On Sept. 7, with Tennessee ranking among the world’s leaders in new COVID-19 cases, Nashville’s Metro Council took up a resolution urging the city’s public health department to reinstate a mask mandate for public indoor spaces. Although vaccines are now widely available, nearly half the city’s residents have not yet gotten the jab, and the Delta variant has proven far more contagious than the original strain of the virus.
The COVID-19 death toll in Nashville has now surpassed 1,000 people.
“Our priority should also be our constituents and keeping them alive,” said Councilmember Joy Styles, lead sponsor of the resolution. “So I think that we should support the health department and push them to put this mask mandate back in place.”
Speaking in opposition to the resolution, Councilmember Tonya Hancock encouraged her colleagues not to “get political” and referenced a similar resolution that the council had voted down last year, in the name of deferring to city health officials.
“We are not nurses, none of us are doctors,” Hancock said.
The resolution went on to pass — narrowly, with 21 councilmembers voting for it, nine voting against and five abstaining. Meharry Medical College president and infectious disease expert Dr. James Hildreth — one of the city’s most visible public health leaders throughout the pandemic — praised the council’s action. A statement from the Metro Public Health Department following the vote expressed appreciation for the council’s “encouragement.”
In early August, Mayor John Cooper did reinstate a mask mandate inside all Metro government buildings. Soon after that, the Metro school board voted to require masks in the city’s schools. One Cooper staffer tells the Scene that the administration believes its policy on Metro buildings helped clear the way for the subsequent Metro schools policy. But officials had already indicated they weren’t inclined to go further than that, and a little more than a week after the council passed its resolution, Metro Public Health Department Director Gill Wright reiterated that position.
In a letter to members of the Metro Board of Health, Wright said the health department “unequivocally agrees” with the recommendation from the Centers for Disease Control and Prevention that people should wear masks indoors regardless of their vaccination status. But he denied the council’s request for a citywide mask mandate.
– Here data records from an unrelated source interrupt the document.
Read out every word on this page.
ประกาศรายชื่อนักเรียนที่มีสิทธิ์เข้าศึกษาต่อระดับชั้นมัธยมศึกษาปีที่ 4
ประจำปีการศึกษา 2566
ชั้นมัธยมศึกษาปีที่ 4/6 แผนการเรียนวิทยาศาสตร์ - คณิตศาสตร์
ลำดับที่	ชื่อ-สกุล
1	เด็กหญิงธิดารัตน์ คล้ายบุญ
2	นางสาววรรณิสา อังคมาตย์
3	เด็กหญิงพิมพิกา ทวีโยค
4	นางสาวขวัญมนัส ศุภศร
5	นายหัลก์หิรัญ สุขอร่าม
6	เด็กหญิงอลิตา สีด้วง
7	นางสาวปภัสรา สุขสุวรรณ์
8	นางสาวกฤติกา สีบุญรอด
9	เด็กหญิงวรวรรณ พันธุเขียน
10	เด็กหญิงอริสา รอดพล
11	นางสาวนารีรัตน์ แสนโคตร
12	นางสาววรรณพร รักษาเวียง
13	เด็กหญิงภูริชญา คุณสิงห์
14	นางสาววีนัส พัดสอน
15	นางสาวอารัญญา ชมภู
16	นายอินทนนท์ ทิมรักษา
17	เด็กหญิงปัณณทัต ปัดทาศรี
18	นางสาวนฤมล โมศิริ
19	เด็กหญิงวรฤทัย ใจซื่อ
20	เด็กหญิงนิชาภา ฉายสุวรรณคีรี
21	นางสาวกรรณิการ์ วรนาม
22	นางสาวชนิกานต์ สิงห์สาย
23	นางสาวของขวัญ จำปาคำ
“Prior to the vaccine, masks and distancing were the only public health interventions available to use, which led to public health orders that included a county-wide mask mandate and capacity restrictions,” said Wright in his letter. “MPHD phased out all restrictions shortly after an appropriate medical intervention — the vaccines — became widely available. As valuable as masks are, the way through this pandemic is vaccination.”
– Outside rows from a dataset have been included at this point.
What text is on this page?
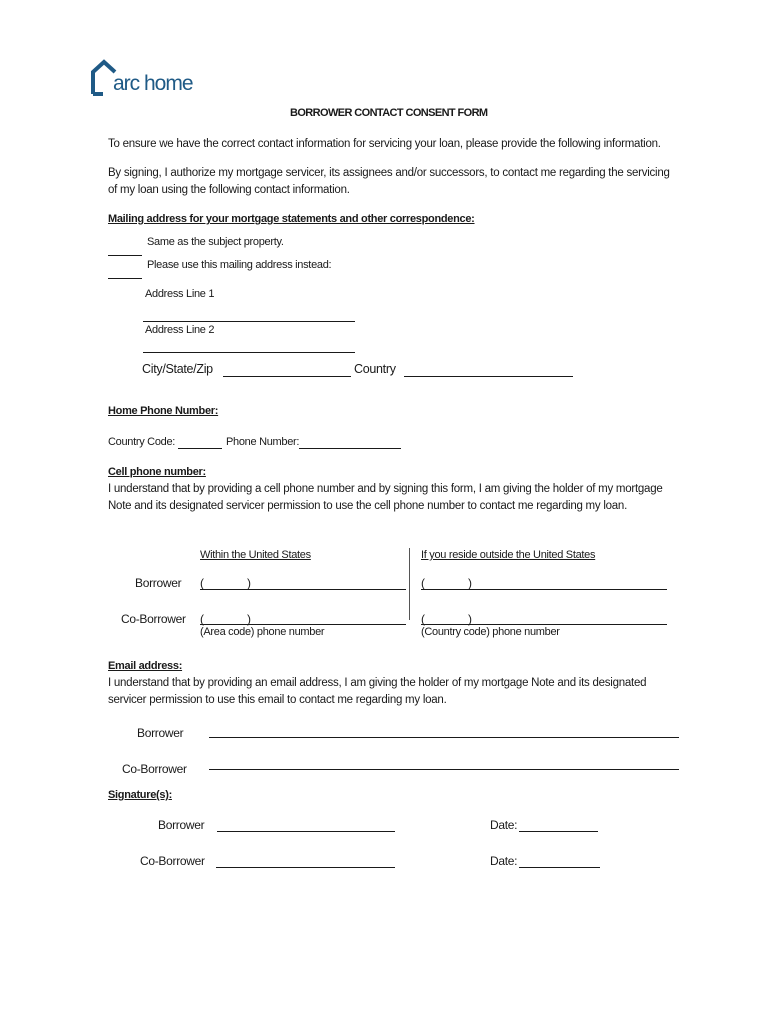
arc home
BORROWER CONTACT CONSENT FORM
To ensure we have the correct contact information for servicing your loan, please provide the following information.
By signing, I authorize my mortgage servicer, its assignees and/or successors, to contact me regarding the servicing of my loan using the following contact information.
Mailing address for your mortgage statements and other correspondence:
Same as the subject property.
Please use this mailing address instead:
Address Line 1
Address Line 2
City/State/Zip	Country
Home Phone Number:
Country Code:	Phone Number:
Cell phone number:
I understand that by providing a cell phone number and by signing this form, I am giving the holder of my mortgage Note and its designated servicer permission to use the cell phone number to contact me regarding my loan.
Within the United States	If you reside outside the United States
Borrower (	)	(	)
Co-Borrower (	)	(	)
(Area code) phone number	(Country code) phone number
Email address:
I understand that by providing an email address, I am giving the holder of my mortgage Note and its designated servicer permission to use this email to contact me regarding my loan.
Borrower
Co-Borrower
Signature(s):
Borrower	Date:
Co-Borrower	Date:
Among the factors Wright said would complicate a mask mandate’s effectiveness is the inconsistency of COVID policies in the region. Many of the patients contributing to the strain on Nashville’s hospitals are from outside the county, Wright said, meaning that a Metro mask mandate would be unlikely to affect such cases. Other officials skeptical of a return to requiring facial coverings have cited the difficulty of enforcing such a rule and raised questions about what metric the city would use to determine when to lift a mandate.
There’s another factor also apparently weighing on city health officials, though — one that was not mentioned in Wright’s letter but was openly discussed in a tense council committee meeting earlier this month. Councilmembers who opposed the resolution voiced a reluctance to further politicize mask-wearing, and staffers in the mayor’s office frame the administration’s position similarly, as one of deference to public health officials over politics. Be that as it may, Nashville’s health department is still operating under political pressure.
During the Sept. 7 meeting of the council’s Health, Hospitals and Social Services Committee, Tom Sharp — the health department’s policy director and governmental liaison — briefed committee members on the latest COVID data and explained the department’s position on a mask mandate. Sharp would later echo Wright’s statements about how the availability of vaccines as a medical intervention made officials less inclined to mandate masks. But he also cited the threat of not only preemption by state lawmakers if Metro brought back citywide COVID-related mandates, but also retaliation.
Asked early in the meeting by Councilmember Emily Benedict to explain the department’s reasons for opposing a mask mandate, Sharp said: “I think the main one is, and this is speculation on my part just from having been through these things, that it could have very negative outcomes for the health department politically, at the state level.”
Nashville is already at odds with the state over the school board’s decision to stick by its mask requirement in the face of the governor’s attempt to undermine it with an executive order allowing parents to opt out. Sharp referenced state House Speaker Cameron Sexton’s efforts to strip the state’s six independent health departments — including Nashville’s — of authority over disputes regarding COVID restrictions, and suggested a new mask mandate could draw unwanted attention to Metro.
“I will tell you that I really don’t believe that the state would fund the health department here anywhere near the level that you guys have traditionally funded,” he said.
The issue likely isn’t going away. Along with the resolution urging the health department to act, Styles and others also sponsored a bill that would institute a mask mandate by Metro ordinance. That bill passed on the first of three readings earlier this month, and as of this writing, is on the agenda for the council’s Sept. 21 meeting.